Rose Hips are the round portion of a rose just below the flower. These “fruits” contain the seeds and are 20 times richer in vitamin C than oranges, although their vitamin content decreases quickly through drying, brewing, storing and so on. Regardless, rose hips may be beneficial in many of the same ways other vitamin C-rich foods are, and can boost your immune system.
Grow: Rose hips are more difficult to grow than other tea plants, but they are perennials, so if you take good care, they should come back year after year. You must leave roses on the plants to bloom so the hips will form – no snipping for bouquets!
Drink: Chop or crush fresh or dried rose hips for tea. After brewing, you’ll likely want to strain your tea before drinking because hips have small seeds and hairs inside.
This fresh, lemony herb smells like the best summer desserts – but brewing up a cup of lemon balm tea is calorie-free! Not only that, it’s also believed to calm anxiety and insomnia, so if you’re feeling stressed at work, it might be the perfect evening antidote.
Grow: Lemon Balm is part of the same family as mint, so it also needs to be contained before it spreads. It’s a perennial, so if you plant it once, you can enjoy its tea for many seasons.

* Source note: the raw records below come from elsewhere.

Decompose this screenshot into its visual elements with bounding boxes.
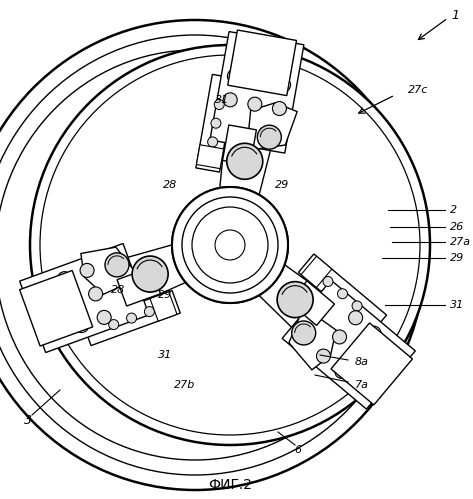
Polygon shape [196, 74, 236, 172]
Circle shape [333, 330, 347, 344]
Circle shape [182, 197, 278, 293]
Circle shape [351, 345, 365, 359]
Text: 31: 31 [215, 95, 229, 105]
Text: 8a: 8a [355, 357, 369, 367]
Polygon shape [289, 281, 334, 325]
Circle shape [367, 326, 381, 340]
Text: 29: 29 [158, 290, 172, 300]
Polygon shape [210, 31, 304, 153]
Text: 27a: 27a [450, 237, 471, 247]
Circle shape [227, 143, 263, 179]
Circle shape [30, 45, 430, 445]
Text: 2: 2 [450, 205, 457, 215]
Circle shape [323, 276, 333, 286]
Polygon shape [117, 267, 160, 306]
Polygon shape [301, 256, 332, 287]
Circle shape [88, 287, 103, 301]
Circle shape [144, 306, 154, 316]
Text: 28: 28 [111, 285, 125, 295]
Text: 31: 31 [158, 350, 172, 360]
Circle shape [352, 301, 362, 311]
Circle shape [182, 197, 278, 293]
Circle shape [208, 137, 218, 147]
Circle shape [105, 253, 129, 277]
Polygon shape [259, 265, 350, 352]
Polygon shape [94, 245, 185, 315]
Polygon shape [19, 270, 93, 346]
Circle shape [215, 230, 245, 260]
Circle shape [127, 313, 137, 323]
Text: 26: 26 [450, 222, 464, 232]
Circle shape [214, 99, 224, 109]
Circle shape [338, 289, 348, 299]
Circle shape [272, 101, 287, 115]
Polygon shape [83, 290, 180, 346]
Polygon shape [196, 145, 224, 169]
Circle shape [228, 69, 241, 83]
Text: 1: 1 [451, 8, 459, 21]
Polygon shape [282, 280, 415, 409]
Circle shape [349, 311, 363, 325]
Circle shape [215, 230, 245, 260]
Text: 27c: 27c [408, 85, 429, 95]
Polygon shape [298, 254, 386, 333]
Text: 27b: 27b [175, 380, 196, 390]
Circle shape [335, 364, 349, 379]
Circle shape [277, 281, 313, 318]
Circle shape [66, 295, 80, 309]
Circle shape [172, 187, 288, 303]
Circle shape [80, 263, 94, 277]
Circle shape [58, 271, 71, 285]
Polygon shape [289, 307, 336, 370]
Circle shape [132, 256, 168, 292]
Text: 28: 28 [163, 180, 177, 190]
Polygon shape [220, 108, 279, 194]
Polygon shape [223, 125, 256, 165]
Polygon shape [331, 323, 412, 405]
Text: 29: 29 [450, 253, 464, 263]
Circle shape [252, 73, 266, 87]
Polygon shape [81, 247, 140, 294]
Text: 29: 29 [275, 180, 289, 190]
Circle shape [223, 93, 237, 107]
Text: 31: 31 [450, 300, 464, 310]
Circle shape [172, 187, 288, 303]
Text: ФИГ.2: ФИГ.2 [208, 478, 252, 492]
Circle shape [316, 349, 331, 363]
Polygon shape [150, 292, 177, 321]
Circle shape [248, 97, 262, 111]
Polygon shape [20, 244, 149, 352]
Circle shape [257, 125, 281, 149]
Text: 6: 6 [294, 445, 302, 455]
Circle shape [211, 118, 221, 128]
Polygon shape [247, 103, 297, 151]
Circle shape [292, 321, 315, 345]
Text: 3: 3 [24, 414, 32, 427]
Circle shape [109, 319, 119, 329]
Circle shape [97, 310, 111, 324]
Circle shape [277, 78, 290, 92]
Text: 7a: 7a [355, 380, 369, 390]
Circle shape [75, 318, 88, 333]
Polygon shape [228, 30, 297, 96]
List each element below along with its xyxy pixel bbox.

Drink: You can make great tea from fresh or dried lemon balm leaves. Steep to desired taste.
This kitchen-essential is as good in tea as it is in savoury dishes. Rosemary has been associated with memory and alertness, so it’s a great study buddy or desk drawer companion to get you through the afternoon slump at work. It also contains vitamins A, B, C and E.
Grow: Rosemary likes well-draining soil. It grows like a small bush on woody stems. When harvesting, snip off whole sections of stem, but only use the leaves.
Drink: Pop a whole sprig of rosemary into a pot to steep or crush some dried and place in a tea ball. Rosemary mixes well with other herbs for a custom blend.
Known as the “herb of gladness,” borage can have an exhilarating effect. It may also have anti-inflammatory properties and has been used to soothe throat irritation, coughs and colds.
Grow: Prolific and easy to grow, borage likes full sun and will produce charming blue flowers. Consider wearing gloves to harvest borage to avoid irritation or scratches from the prickly hair that covers its leaves.
Drink: Mix honey, lemon and ice with borage leaves for a refreshing summer iced tea. Dried leaves and flowers can be used to brew hot tea (at least 3 teaspoons, to taste).